Os documentos, a carteira de identidade, a água mineral, o lanche de frutas e
barras de cereal, tudo envolto em um saco plástico. Que tema terão escolhido
para a tua redação? O berro rouco e ensurdecedor das ruas, a exploração do
pré-sal, a mobilidade social dos 40 milhões de ex-pobres? Neste momento,
absorta, dedilha no violão do pai uma canção da Norah Jones. A voz sai pequena
e afinada, serpenteando entre os acordes. A irmã pequena, viperina, diz que ela
já deveria estar pronta e que o teste que ela vai fazer não é para cantora. É o
bastante para um candente conflito fraterno, logo apartado pelos pais. Num
pinote, vai ao banheiro para as abluções. Ai, a água do chuveiro sobre o ácido
da menina...
Sai do banho esplendorosa, o corpo roliço, alta
e empinada, minha garota, minha boneca, minha gata. Já, já, vai aparecer por
aqui, se é que ainda não deu o ar da graça, um papangu metido de olho grelado.

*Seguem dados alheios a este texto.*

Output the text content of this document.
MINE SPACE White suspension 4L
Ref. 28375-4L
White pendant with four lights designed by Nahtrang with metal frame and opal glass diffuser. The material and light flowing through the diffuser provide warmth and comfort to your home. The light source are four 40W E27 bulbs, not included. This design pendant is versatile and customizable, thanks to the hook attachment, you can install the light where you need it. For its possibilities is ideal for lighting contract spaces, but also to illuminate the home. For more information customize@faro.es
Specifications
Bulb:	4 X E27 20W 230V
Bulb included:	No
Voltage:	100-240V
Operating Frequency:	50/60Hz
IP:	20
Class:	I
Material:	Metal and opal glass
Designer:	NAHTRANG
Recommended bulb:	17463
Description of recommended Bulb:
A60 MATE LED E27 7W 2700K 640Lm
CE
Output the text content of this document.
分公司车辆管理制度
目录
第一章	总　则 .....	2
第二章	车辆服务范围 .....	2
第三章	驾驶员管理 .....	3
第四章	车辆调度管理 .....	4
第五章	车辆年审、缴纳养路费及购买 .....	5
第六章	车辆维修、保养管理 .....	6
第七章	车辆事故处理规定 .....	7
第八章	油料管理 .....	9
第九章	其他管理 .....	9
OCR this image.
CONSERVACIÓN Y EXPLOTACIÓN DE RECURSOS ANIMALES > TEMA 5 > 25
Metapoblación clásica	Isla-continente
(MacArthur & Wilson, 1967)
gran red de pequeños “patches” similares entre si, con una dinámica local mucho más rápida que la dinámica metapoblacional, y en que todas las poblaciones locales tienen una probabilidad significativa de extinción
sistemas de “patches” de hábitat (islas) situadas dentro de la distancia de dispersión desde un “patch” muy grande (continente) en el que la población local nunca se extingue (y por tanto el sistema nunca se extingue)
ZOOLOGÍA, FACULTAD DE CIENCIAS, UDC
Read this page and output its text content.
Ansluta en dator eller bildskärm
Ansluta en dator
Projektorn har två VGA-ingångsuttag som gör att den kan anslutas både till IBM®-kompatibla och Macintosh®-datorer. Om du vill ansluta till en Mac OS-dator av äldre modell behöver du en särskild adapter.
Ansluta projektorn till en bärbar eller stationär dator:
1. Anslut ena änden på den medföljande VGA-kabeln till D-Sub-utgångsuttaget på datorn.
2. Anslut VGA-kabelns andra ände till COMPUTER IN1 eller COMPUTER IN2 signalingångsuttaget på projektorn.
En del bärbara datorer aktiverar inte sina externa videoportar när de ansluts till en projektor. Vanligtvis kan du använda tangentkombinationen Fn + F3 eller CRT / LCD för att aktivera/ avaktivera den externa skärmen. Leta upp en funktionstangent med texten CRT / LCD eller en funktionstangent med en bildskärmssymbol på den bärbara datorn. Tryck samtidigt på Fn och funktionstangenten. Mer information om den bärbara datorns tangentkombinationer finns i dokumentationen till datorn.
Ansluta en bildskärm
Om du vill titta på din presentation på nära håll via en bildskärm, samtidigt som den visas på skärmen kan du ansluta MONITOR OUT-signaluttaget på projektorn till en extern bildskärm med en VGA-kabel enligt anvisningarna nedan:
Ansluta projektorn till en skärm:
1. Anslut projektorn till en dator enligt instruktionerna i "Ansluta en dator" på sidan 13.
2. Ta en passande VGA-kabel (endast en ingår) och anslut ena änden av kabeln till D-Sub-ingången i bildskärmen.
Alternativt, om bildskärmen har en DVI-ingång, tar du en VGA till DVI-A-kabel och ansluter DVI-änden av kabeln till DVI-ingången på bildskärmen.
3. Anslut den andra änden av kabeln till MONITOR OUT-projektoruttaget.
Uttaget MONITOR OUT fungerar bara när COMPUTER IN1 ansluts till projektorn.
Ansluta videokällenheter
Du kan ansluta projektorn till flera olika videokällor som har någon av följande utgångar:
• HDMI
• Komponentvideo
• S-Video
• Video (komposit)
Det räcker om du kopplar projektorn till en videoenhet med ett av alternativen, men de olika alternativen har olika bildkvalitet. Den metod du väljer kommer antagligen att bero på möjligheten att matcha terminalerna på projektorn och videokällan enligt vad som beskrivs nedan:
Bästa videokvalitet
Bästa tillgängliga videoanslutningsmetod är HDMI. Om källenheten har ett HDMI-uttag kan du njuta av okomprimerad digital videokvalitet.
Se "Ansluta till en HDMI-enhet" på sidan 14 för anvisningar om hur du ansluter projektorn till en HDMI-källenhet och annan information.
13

Ciúme de pai, besteira besta, mas que incomoda, ah, nem queira saber. A blusa
do colégio, o jeans apertado, o tênis vermelho. A tira no cabelo revolto
amarrará seus sonhos? Não, que sonho é coisa que não se deixa amarrar. No
carro, a caminho da luta, vai calada e grave, trocando mensagens com seus
amigos numa silenciosa algazarra virtual. Ah, minha menina, tanto que a vida
ainda te reserva! Seu olhar percorre as ruas vazias da Aldeota domingueira, o
coração, um sólido euclidiano, um lance de dados jamais abolirá o quadrado da
hipotenusa...
A longa fila de jovens almas sob o sol
escaldante, o suado retrato da esperança. “O senhor é aquele que escreve no
jornal? Se ela puxou ao senhor, então está no papo”. No da minha filha ou no da
dele, elogio ou sarcasmo? Nada de provocações, bola pro mato que o jogo é de
campeonato. A torturante volta do ponteiro do relógio: leia bem o enunciado da
questão, a solução está nas entrelinhas, mãe, estou sentindo um frio na
barriga, que nada, menina, é só impressão, vai dar tudo certo, e se não der,
não se preocupe, já fiz vestibular com um olho só, papai, o senhor é o melhor
mentiroso do mundo, o portão abriu, um renascer, uma travessia para outra etapa
da vida, revise tudo no fim, Deus te guie, seja feliz, que a força esteja com
você, passarinho.
Ah, Mallarmée, poeta querido com quem
brinquei lá atrás, tens razão: "os sonhos têm tanta força quanto as ações". Desejo sem gesto não tem futuro. Lá vai ela, graciosa, tão valente e tão criança
ainda, quão severa esta hora, os passos curtos por entre a multidão de
gladiadores, a mãozinha espalmada balançando, o olhar confiante, o sorriso
encabulado, sua face cada vez mais distante, a roupa colorida já quase
imperceptível, agora ganhando a galeria, subindo a escada, a prova é no quarto
andar, o jeito é aguardar, dessa forma é que eles viram gente, que filho é para
o mundo, não é para nós, é isso mesmo, enxuga a lágrima, é sempre assim, aceita
um cafezinho, um cai-duro, não, obrigado, pois é, o senhor escreve bonzinho, só
que torce pelo time errado...
Fonte: jornal O POVO, 4 de novembro de 2013.